Les quotas sont brutaux. Ils nient une part de notre identité et de nos origines. Ils permettent néanmoins de rétablir une certaine égalité aveugle aux différences. Comment prendre en compte la progression de carrière à partir des quotas et faire en sorte que les bénéficiaires de ce type de dispositifs ne soient pas stigmatisé-e-s une fois parvenu-e-s aux responsabilités ? Faut-il faire en sorte d’oublier la provenance de leurs bénéficiaires ou au contraire constamment leur rappeler leurs droits et leurs devoirs vis-à-vis de la communauté d’appartenance ?
Des auteurs comme Will Kymlicka ou Amartya Sen ont prouvé que les identités n’étaient pas figé-e-s. La citoyenneté multiculturelle s’acquiert en laissant la possibilité de changer de communauté au gré des choix individuels. La liberté constitue une notion également à prendre au sérieux. Le choix des identités n’est cependant pas étranger au contexte social dans lequel il s’effectue. La société doit pouvoir promouvoir cette liberté de choix. Mais la fidélité aux origines est primordiale. Effacer les appartenances, oui ! Mais laisser tomber ses racines, c’est se priver d’un socle indispensable pour continuer.

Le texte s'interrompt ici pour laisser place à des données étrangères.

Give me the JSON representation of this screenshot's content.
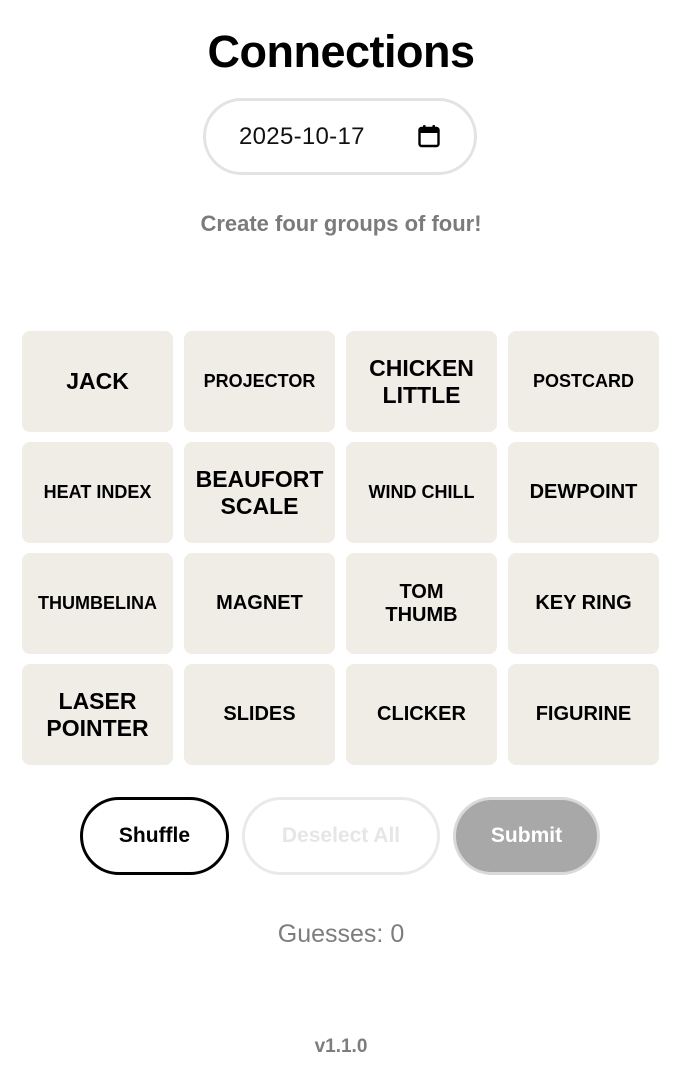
{
  "title": "Connections",
  "date": {
    "value": "2025-10-17",
    "icon": "calendar-icon"
  },
  "subtitle": "Create four groups of four!",
  "tiles": [
    {
      "label": "JACK",
      "size": "lg"
    },
    {
      "label": "PROJECTOR",
      "size": "sm"
    },
    {
      "label": "CHICKEN\nLITTLE",
      "size": "lg"
    },
    {
      "label": "POSTCARD",
      "size": "sm"
    },
    {
      "label": "HEAT INDEX",
      "size": "sm"
    },
    {
      "label": "BEAUFORT\nSCALE",
      "size": "lg"
    },
    {
      "label": "WIND CHILL",
      "size": "sm"
    },
    {
      "label": "DEWPOINT",
      "size": "md"
    },
    {
      "label": "THUMBELINA",
      "size": "sm"
    },
    {
      "label": "MAGNET",
      "size": "md"
    },
    {
      "label": "TOM\nTHUMB",
      "size": "md"
    },
    {
      "label": "KEY RING",
      "size": "md"
    },
    {
      "label": "LASER\nPOINTER",
      "size": "lg"
    },
    {
      "label": "SLIDES",
      "size": "md"
    },
    {
      "label": "CLICKER",
      "size": "md"
    },
    {
      "label": "FIGURINE",
      "size": "md"
    }
  ],
  "buttons": {
    "shuffle": "Shuffle",
    "deselect_all": "Deselect All",
    "submit": "Submit"
  },
  "guesses": "Guesses: 0",
  "version": "v1.1.0",
  "colors": {
    "tile_bg": "#efede6",
    "submit_disabled": "#a8a8a8",
    "muted_text": "#7b7b7b"
  }
}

Les racines ne font pas que des prisonnières et des prisonniers. Elles permettent de s’extirper et de se libérer de son statut d’esclave. La vie vaut d’être vécue, si et seulement si les origines sont prises en compte. Ces origines doivent pouvoir faire refaire surface de temps à autre, et il appartient aux pouvoirs publics de leur faire une place. Donner une place aux origines est gratifiant pour les minorités. Le choix de se différencier est complexe. La filiation joue également son rôle. Choisir son identité, voire son apparence, c’est aussi choisir entre ses parents, entre sa mère et son père. La psychologie des individus entre en ligne de compte. Être coupé de son père ou de sa mère, c’est se priver d’une fierté essentielle à l’accomplissement de l’individu.
Militer pour retrouver ses origines à travers la filiation constitue une tâche ardue. « Le chemin est long et la pente est rude… ». Le modèle familial, comme l’a expliqué Emmanuel Todd dans le destin des immigrés, et pas seulement la religion, joue un rôle dans le processus d’intégration. La politique est impuissante parfois à comprendre ce modèle. Mais la transposition des modèles familiaux représente indéniablement un facteur de progrès. La famille est un espace d’intégration incontournable. La transmission est intemporelle. La transmission ouvre la voie au progrès.
La religion n’est pas seulement « l’opium » du peuple. La religion possède des vertus émancipatrices. Tout au long de l’histoire, elle a servi à combattre l’esclavage et le travail forcé du côté des minorités ; elle a permis de se réapproprier le combat pour la liberté. Famille et religion, Travail et patrie ne font cependant pas bon ménage. La religion ne doit pas dicter ses préceptes à la famille ; la vie privée est indispensable, et la frontière avec la vie publique est parfois ténue. La patrie est inconciliable et irréconciliable avec le travail, qui se veut également une valeur de fraternité entre les peuples. La solidarité entre les travailleurs et les travailleuses de tous les pays entre en contradiction avec les nations et la guerre.
Les valeurs familiales permettent de conjuguer principe d’égalité au pluriel ; elles permettent de s’ouvrir au monde. Les valeurs familiales se transmettent par la mémoire et par la parole orale. L’écrit est plus difficile à appréhender. Le retour à l’écrit constitue néanmoins une variante indispensable. La réforme protestante a permis de mieux comprendre ce retour pendant le moyen-âge et les guerres de religion, tout en exerçant une formidable pression sur les autres monothéismes durant les siècles qui ont suivi.
Le changement est à la tradition, ce que la révolution est à l’ancien régime. A cette occasion, le facteur humain a repris les choses en main, au point d’imposer la terreur et le communisme. Le peuple, sur lequel le facteur humain s’appuie, constitue un concept indéfinissable si on garde en mémoire son caractère liberticide et génocidaire. Le vote et l’anonymat ont remplacé l’ordre préétabli. Le tirage au sort constitue une tentative de redonner confiance dans les institutions. Mais son sort est entre les mains de l’aristocratie et de la bourgeoisie réunie. Le hasard, comme principe de choix des dirigeants et des responsables politiques, confine à la chance. Il est prouvé que la compétence s’acquiert sur le tas et sur le tard. L’accès aux ressources doit être partagé et les quotas, s’ils ne constituent pas l’ultime solution, n’en sont pas moins une potion amère.